The world had changed in my mind and I was still a fearful child. I wondered the cold concrete streets of my brain in the city of the frontal lobe. I encountered the horrid sexual deviant corner filled with kind women who became an idol of my sexual desire and my mind had transformed them into prostitutes craving for a man's affection.
I strolled into the next city over in which I witnessed a man killing another man in cold blood, merely over a disagreement. I knew it as one of my many violent fantasies and that man, whoever he was in the past, was not the only I dreamed to kill. There were many. Some had the faces of my father, or step-father for that matter. Some were women, children and I even thought of killing a pet or two.
Dressed in my tattered clothing, I continued to walk the streets of the city called my brain. The Ego once ran as mayor, but disappeared due to my alter ego. This city ran into the ground once he left. Rage, sexual deviants and greed corrupted the streets. Versions of myself roamed in giant buildings of my city mind and casted judgement on those that I met with everyday.
The super-ego, an armed enforcer of the law of my mind, had been crushed many years ago due to the contract I sighed with the false personalities I created. These personalities took over my mind and used it for whatever they wanted. I was never in control over my mind, but at least, in the past, it was in working order. It was clean, kind and gentle. Now, I see the corruption of my youth given to the hands of imagined characters and inner demons that kept me imprisoned in my world.

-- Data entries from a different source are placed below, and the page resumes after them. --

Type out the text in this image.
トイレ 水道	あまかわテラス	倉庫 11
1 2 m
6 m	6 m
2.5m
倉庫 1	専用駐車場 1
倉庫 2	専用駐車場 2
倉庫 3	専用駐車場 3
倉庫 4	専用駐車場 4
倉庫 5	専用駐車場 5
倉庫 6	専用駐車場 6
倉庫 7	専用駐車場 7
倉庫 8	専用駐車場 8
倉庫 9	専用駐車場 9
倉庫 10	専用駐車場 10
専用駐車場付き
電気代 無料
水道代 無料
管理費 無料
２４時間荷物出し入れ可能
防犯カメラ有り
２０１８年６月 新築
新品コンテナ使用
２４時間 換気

The worst of them all was the first, the original seed that began in my early teens. He convinced me that I was weak and stupid. He told me that I could not stand up to those around me and slapped me around when I did not do what he wanted me to do. There was a time that I thought of him as a savior, a man that I wanted to become, but the feeling in my gut told me he was much more horrible than that. He wasn't like the other personalities I created. He wasn't one of the voice I gave power to that took care of me. He was a demon. A replica of me. He sounded like me and used gestures like me, but he wasn't me. He only wanted me to be his slave. He could do away with the others, super-ego, ego and possibly the id, but he could not rid the world of me. He could not consume me like the others. He needed me to survive and instead of trying to get rid of me, he trapped me in the darkest corner of my mind.

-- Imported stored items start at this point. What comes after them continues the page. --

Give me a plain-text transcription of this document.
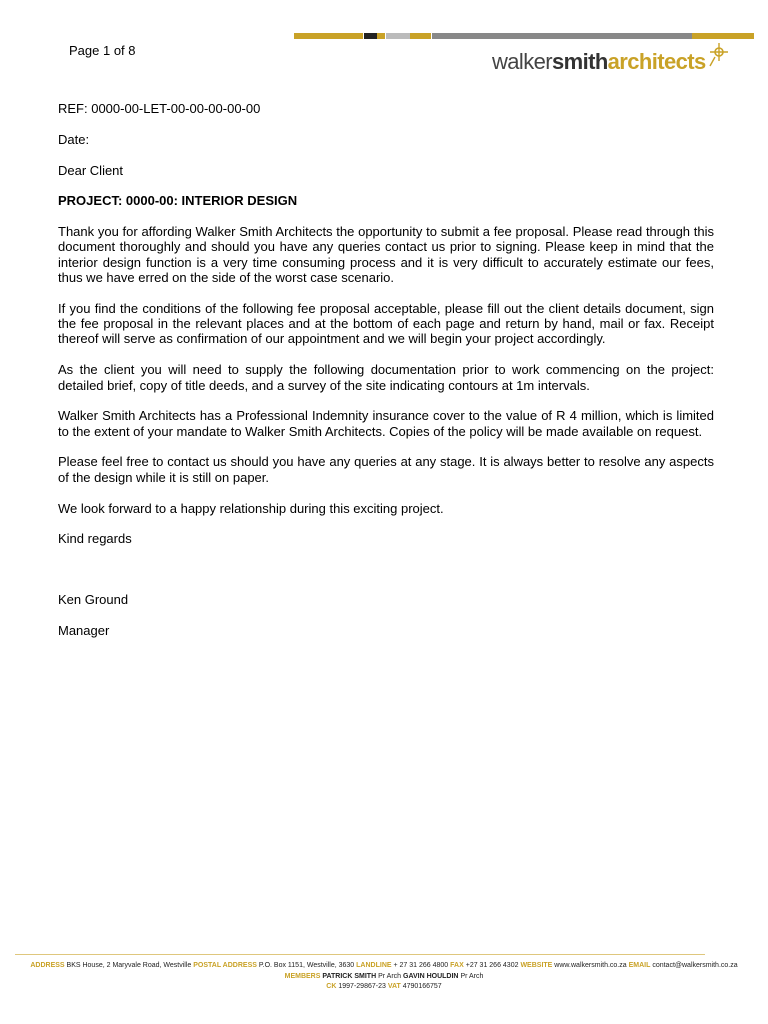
Page 1 of 8	walkersmitharchitects

REF: 0000-00-LET-00-00-00-00-00

Date:

Dear Client

PROJECT: 0000-00: INTERIOR DESIGN

Thank you for affording Walker Smith Architects the opportunity to submit a fee proposal. Please read through this document thoroughly and should you have any queries contact us prior to signing. Please keep in mind that the interior design function is a very time consuming process and it is very difficult to accurately estimate our fees, thus we have erred on the side of the worst case scenario.

If you find the conditions of the following fee proposal acceptable, please fill out the client details document, sign the fee proposal in the relevant places and at the bottom of each page and return by hand, mail or fax. Receipt thereof will serve as confirmation of our appointment and we will begin your project accordingly.

As the client you will need to supply the following documentation prior to work commencing on the project: detailed brief, copy of title deeds, and a survey of the site indicating contours at 1m intervals.

Walker Smith Architects has a Professional Indemnity insurance cover to the value of R 4 million, which is limited to the extent of your mandate to Walker Smith Architects. Copies of the policy will be made available on request.

Please feel free to contact us should you have any queries at any stage. It is always better to resolve any aspects of the design while it is still on paper.

We look forward to a happy relationship during this exciting project.

Kind regards

Ken Ground

Manager

ADDRESS BKS House, 2 Maryvale Road, Westville POSTAL ADDRESS P.O. Box 1151, Westville, 3630 LANDLINE + 27 31 266 4800 FAX +27 31 266 4302 WEBSITE www.walkersmith.co.za EMAIL contact@walkersmith.co.za
MEMBERS PATRICK SMITH Pr Arch GAVIN HOULDIN Pr Arch
CK 1997-29867-23 VAT 4790166757
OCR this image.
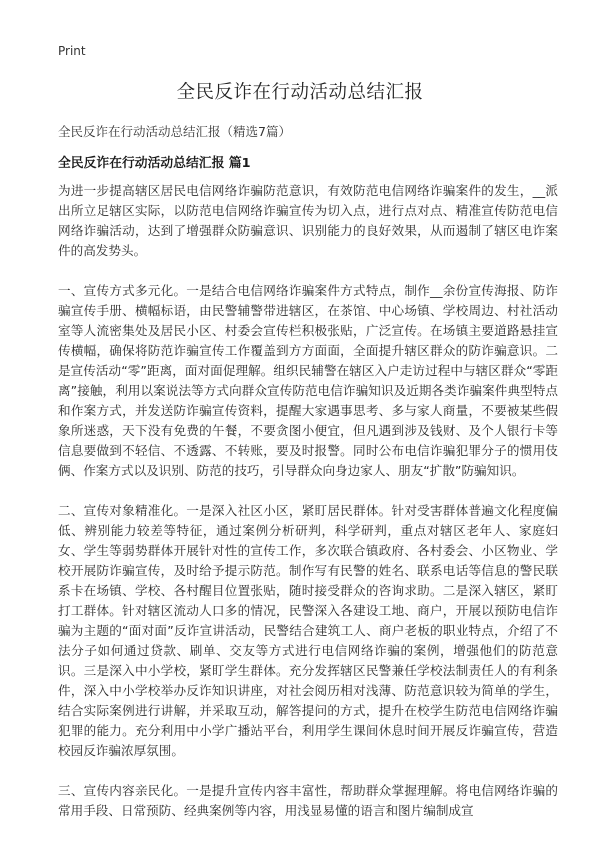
Print
全民反诈在行动活动总结汇报
全民反诈在行动活动总结汇报（精选7篇）
全民反诈在行动活动总结汇报 篇1

为进一步提高辖区居民电信网络诈骗防范意识，有效防范电信网络诈骗案件的发生，__派出所立足辖区实际，以防范电信网络诈骗宣传为切入点，进行点对点、精准宣传防范电信网络诈骗活动，达到了增强群众防骗意识、识别能力的良好效果，从而遏制了辖区电诈案件的高发势头。

一、宣传方式多元化。一是结合电信网络诈骗案件方式特点，制作__余份宣传海报、防诈骗宣传手册、横幅标语，由民警辅警带进辖区，在茶馆、中心场镇、学校周边、村社活动室等人流密集处及居民小区、村委会宣传栏积极张贴，广泛宣传。在场镇主要道路悬挂宣传横幅，确保将防范诈骗宣传工作覆盖到方方面面，全面提升辖区群众的防诈骗意识。二是宣传活动“零”距离，面对面促理解。组织民辅警在辖区入户走访过程中与辖区群众“零距离”接触，利用以案说法等方式向群众宣传防范电信诈骗知识及近期各类诈骗案件典型特点和作案方式，并发送防诈骗宣传资料，提醒大家遇事思考、多与家人商量，不要被某些假象所迷惑，天下没有免费的午餐，不要贪图小便宜，但凡遇到涉及钱财、及个人银行卡等信息要做到不轻信、不透露、不转账，要及时报警。同时公布电信诈骗犯罪分子的惯用伎俩、作案方式以及识别、防范的技巧，引导群众向身边家人、朋友“扩散”防骗知识。

二、宣传对象精准化。一是深入社区小区，紧盯居民群体。针对受害群体普遍文化程度偏低、辨别能力较差等特征，通过案例分析研判，科学研判，重点对辖区老年人、家庭妇女、学生等弱势群体开展针对性的宣传工作，多次联合镇政府、各村委会、小区物业、学校开展防诈骗宣传，及时给予提示防范。制作写有民警的姓名、联系电话等信息的警民联系卡在场镇、学校、各村醒目位置张贴，随时接受群众的咨询求助。二是深入辖区，紧盯打工群体。针对辖区流动人口多的情况，民警深入各建设工地、商户，开展以预防电信诈骗为主题的“面对面”反诈宣讲活动，民警结合建筑工人、商户老板的职业特点，介绍了不法分子如何通过贷款、刷单、交友等方式进行电信网络诈骗的案例，增强他们的防范意识。三是深入中小学校，紧盯学生群体。充分发挥辖区民警兼任学校法制责任人的有利条件，深入中小学校举办反诈知识讲座，对社会阅历相对浅薄、防范意识较为简单的学生，结合实际案例进行讲解，并采取互动，解答提问的方式，提升在校学生防范电信网络诈骗犯罪的能力。充分利用中小学广播站平台，利用学生课间休息时间开展反诈骗宣传，营造校园反诈骗浓厚氛围。

三、宣传内容亲民化。一是提升宣传内容丰富性，帮助群众掌握理解。将电信网络诈骗的常用手段、日常预防、经典案例等内容，用浅显易懂的语言和图片编制成宣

This alter ego sat at the tallest tower in my mind. In the top floor sat his throne made from the misery I suffered throughout the years. He wore my hat and shades. He acted like an evil twin of myself, a mirrored reflection. Many of my own memories and characters called him The Night Author, a name that he took on to claim for himself. This prince of pride was out for blood and was abusing my will to believe that I was nothing.
The name and logo was designed for something. I wanted to stand for something. He promised me that I could be someone if I did what he told me to do. My name was ruined and I sat in the pit of darkness. This creature ... This demon, only wanted me to see destruction in my own mind. His power came from my boundless rage, but without my rage anymore, he consumed all that I had left in my brain. My memories and imagination was his to bend to his will and as he fed off of that, the city called My Mind withered and was dying.
Someone had to make a stand. Someone had to change things. Someone had to clean up my mind. Without aid from anyone in my mind, I knew I was the only one that could change it. I knew that my mind and this demon would have to understand and fear that I was the true Night Author ... That I was the one and only king of my world.